Subway (4) – "the dramatic-voiceover-guy one". More than a bit like Monster.com or Axe "sporty girl" or the other dramatic-voiceover-guy ones. Like its Monster ancestor, the performance is good and that almost makes up for the déjà view. Almost. "Keep discovering" feels like it’s the start of something, though.
Asda (5) comes inevitably as "the off-duty-celebrity-chef one". And it really is like the other one – full of light-hearted situations, recipes, shopping, democratic easy cooking and that, although James Martin actually feels like he has a bit more in his acting locker than Lord Oliver. This will get interesting if the fat-tongued one ever makes a triumphant return to Sainsbury’s.

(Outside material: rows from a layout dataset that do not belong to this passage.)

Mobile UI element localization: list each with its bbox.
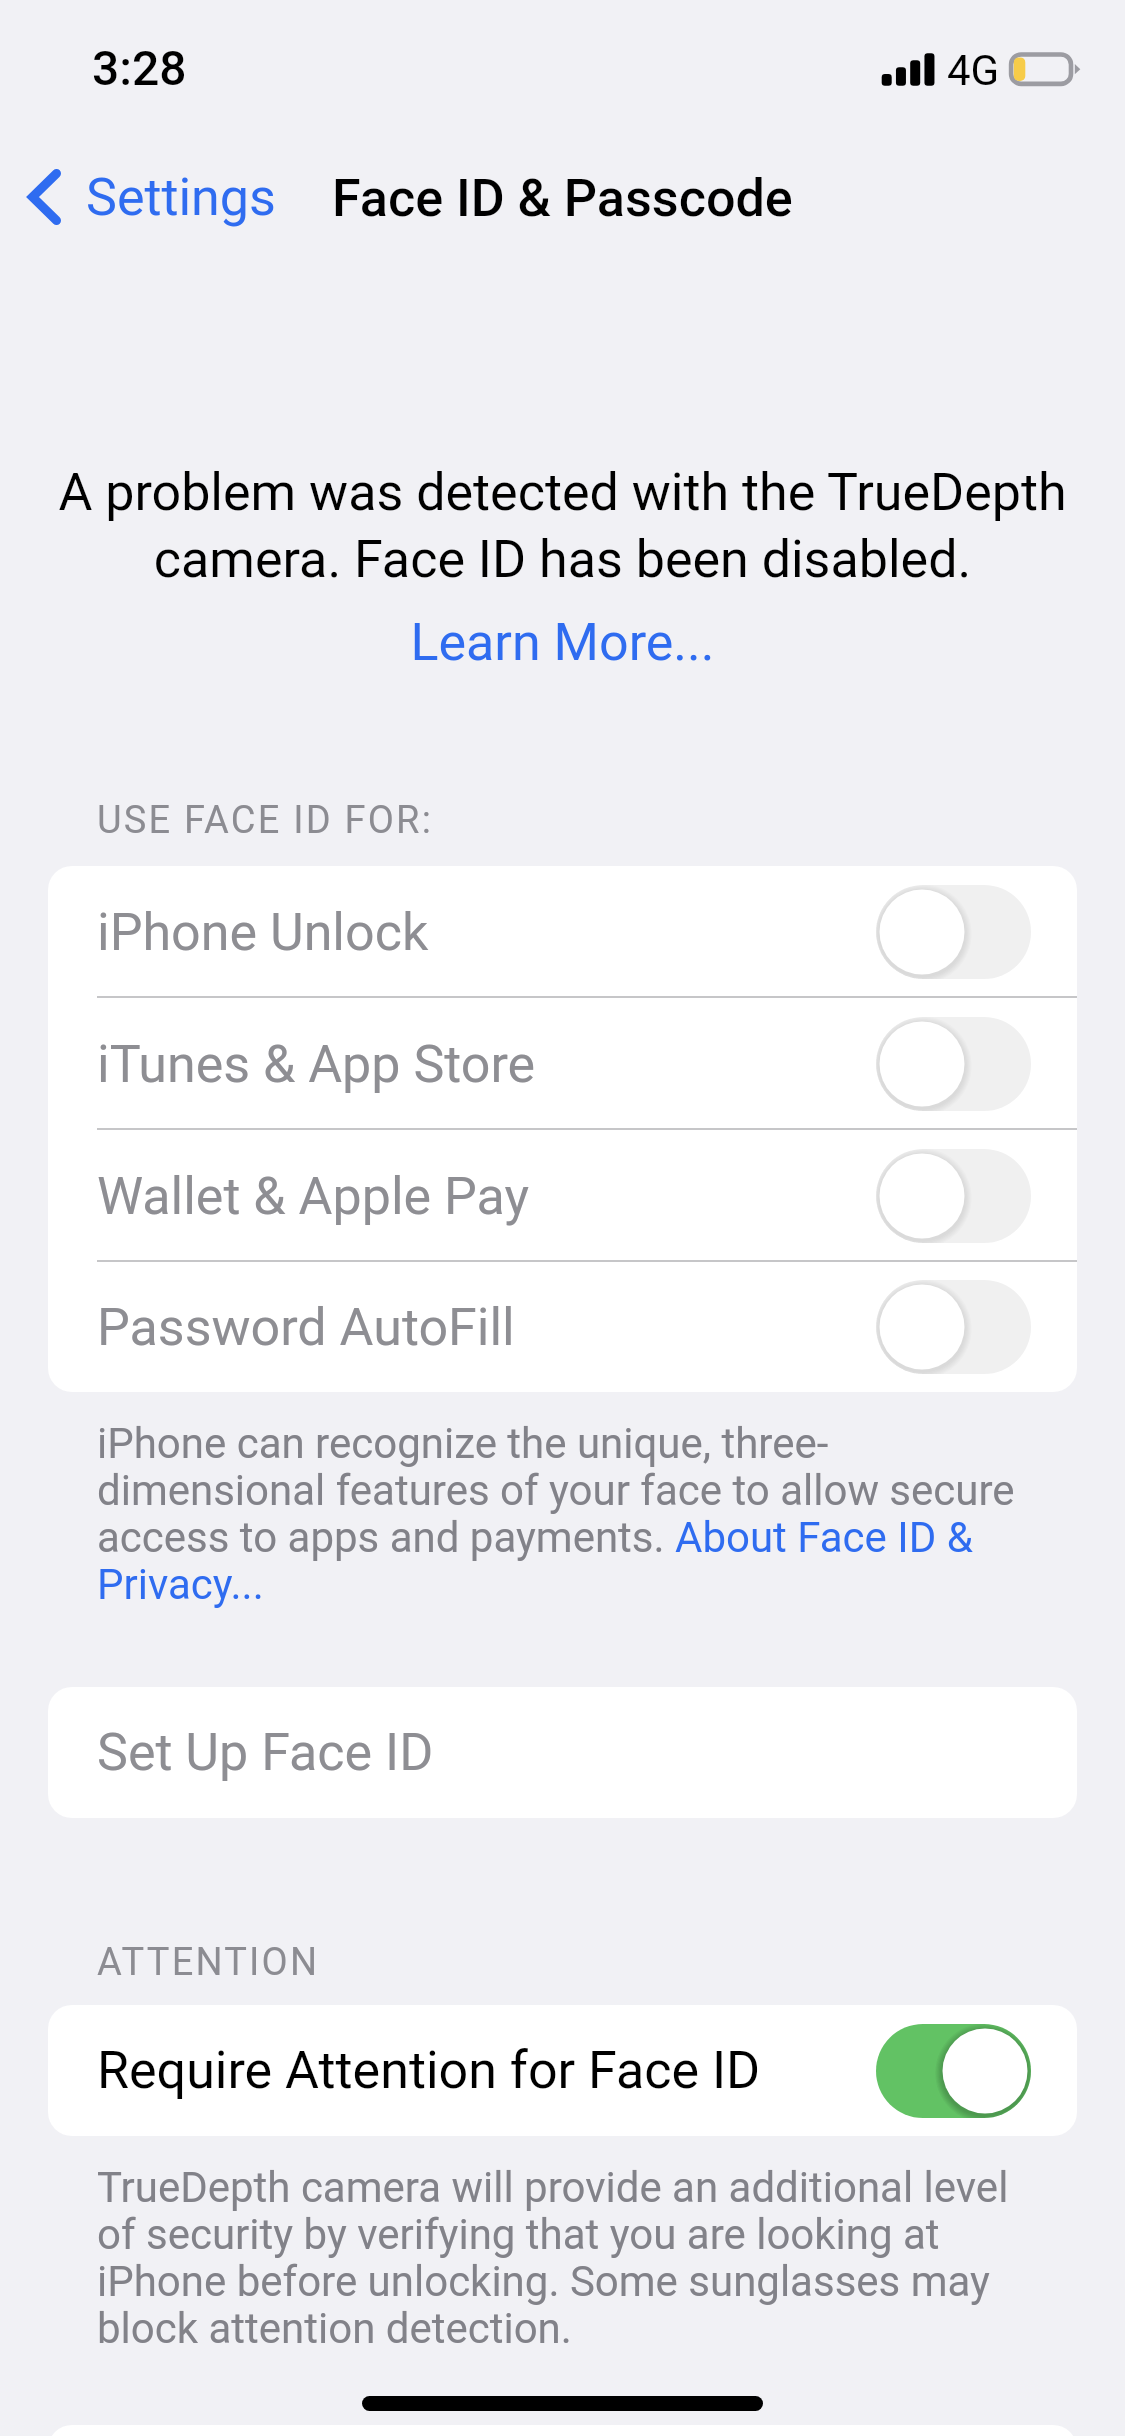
button[interactable]: Learn More... — [400, 602, 725, 682]
button[interactable]: Off — [876, 1149, 1031, 1243]
staticText: iTunes & App Store — [97, 1034, 536, 1095]
staticText: Set Up Face ID — [97, 1722, 434, 1783]
staticText: iPhone Unlock — [97, 902, 429, 963]
staticText: ATTENTION — [97, 1940, 320, 1985]
button[interactable]: Password AutoFill — [48, 1262, 1077, 1392]
button[interactable]: Off — [876, 1280, 1031, 1374]
staticText: 4G — [947, 46, 1000, 95]
button[interactable]: Back — [12, 152, 290, 242]
staticText: Password AutoFill — [97, 1297, 515, 1358]
other: Back — [28, 162, 61, 232]
staticText: TrueDepth camera will provide an additio… — [97, 2163, 1022, 2353]
button[interactable]: Set Up Face ID — [48, 1687, 1077, 1818]
staticText: Wallet & Apple Pay — [97, 1166, 530, 1227]
staticText: Require Attention for Face ID — [97, 2040, 761, 2101]
button[interactable]: iTunes & App Store — [48, 998, 1077, 1130]
button[interactable]: Off — [876, 1017, 1031, 1111]
staticText: A problem was detected with the TrueDept… — [50, 462, 1075, 590]
button[interactable]: On — [876, 2024, 1031, 2118]
button[interactable]: Off — [876, 885, 1031, 979]
staticText: Face ID & Passcode — [332, 168, 793, 229]
staticText: 3:28 — [92, 40, 187, 96]
staticText: Settings — [86, 167, 276, 228]
staticText: Learn More... — [410, 612, 715, 672]
button[interactable]: Require Attention for Face ID — [48, 2005, 1077, 2136]
button[interactable]: Wallet & Apple Pay — [48, 1130, 1077, 1262]
staticText: iPhone can recognize the unique, three-d… — [97, 1419, 1022, 1609]
staticText: USE FACE ID FOR: — [97, 798, 434, 843]
button[interactable]: iPhone Unlock — [48, 866, 1077, 998]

Finally, Halifax (3) – "the fame fame fame one". It seems as though we’ve all buried the Müller Wünderful Stüff deep into our collective ad psyche, so we can pretend it never happened and retro-cartoon again. So Hanna-Barbera is back! For some reason! First, a homeless cat secured a mortgage and, now, the ever-hilarious Flintstones want to leave their Stone Age bank. Hopefully, soon we’ll see The Ant Hill Mob wrestling with the small print of a junior ISA or Touché Turtle protecting himself from credit-card fees abroad. The overarching feeling is that there’s something tonally off about the whole thing. I actually have a Halifax account and there is something mildly disturbing with my bank’s home page looking like a US breakfast cereal with Fred Yabba-Dabba-Dooing all over online-loan messaging.
Déjà or otherwise, it’s ultimately the way you tell them. Charm and craft can always breathe life into a classic story. Subway comes the closest here. But take a look at the Nike Ronaldo "Switch" film for how you really do it. It’s more than a loving homage to Freaky Friday/Big/all the other body-swap stories out there – it’s told so charmingly, you can’t help but love it. That I am properly jealous of. And don’t get me started on Iggy Pop reading Dylan Thomas. That’s the bar.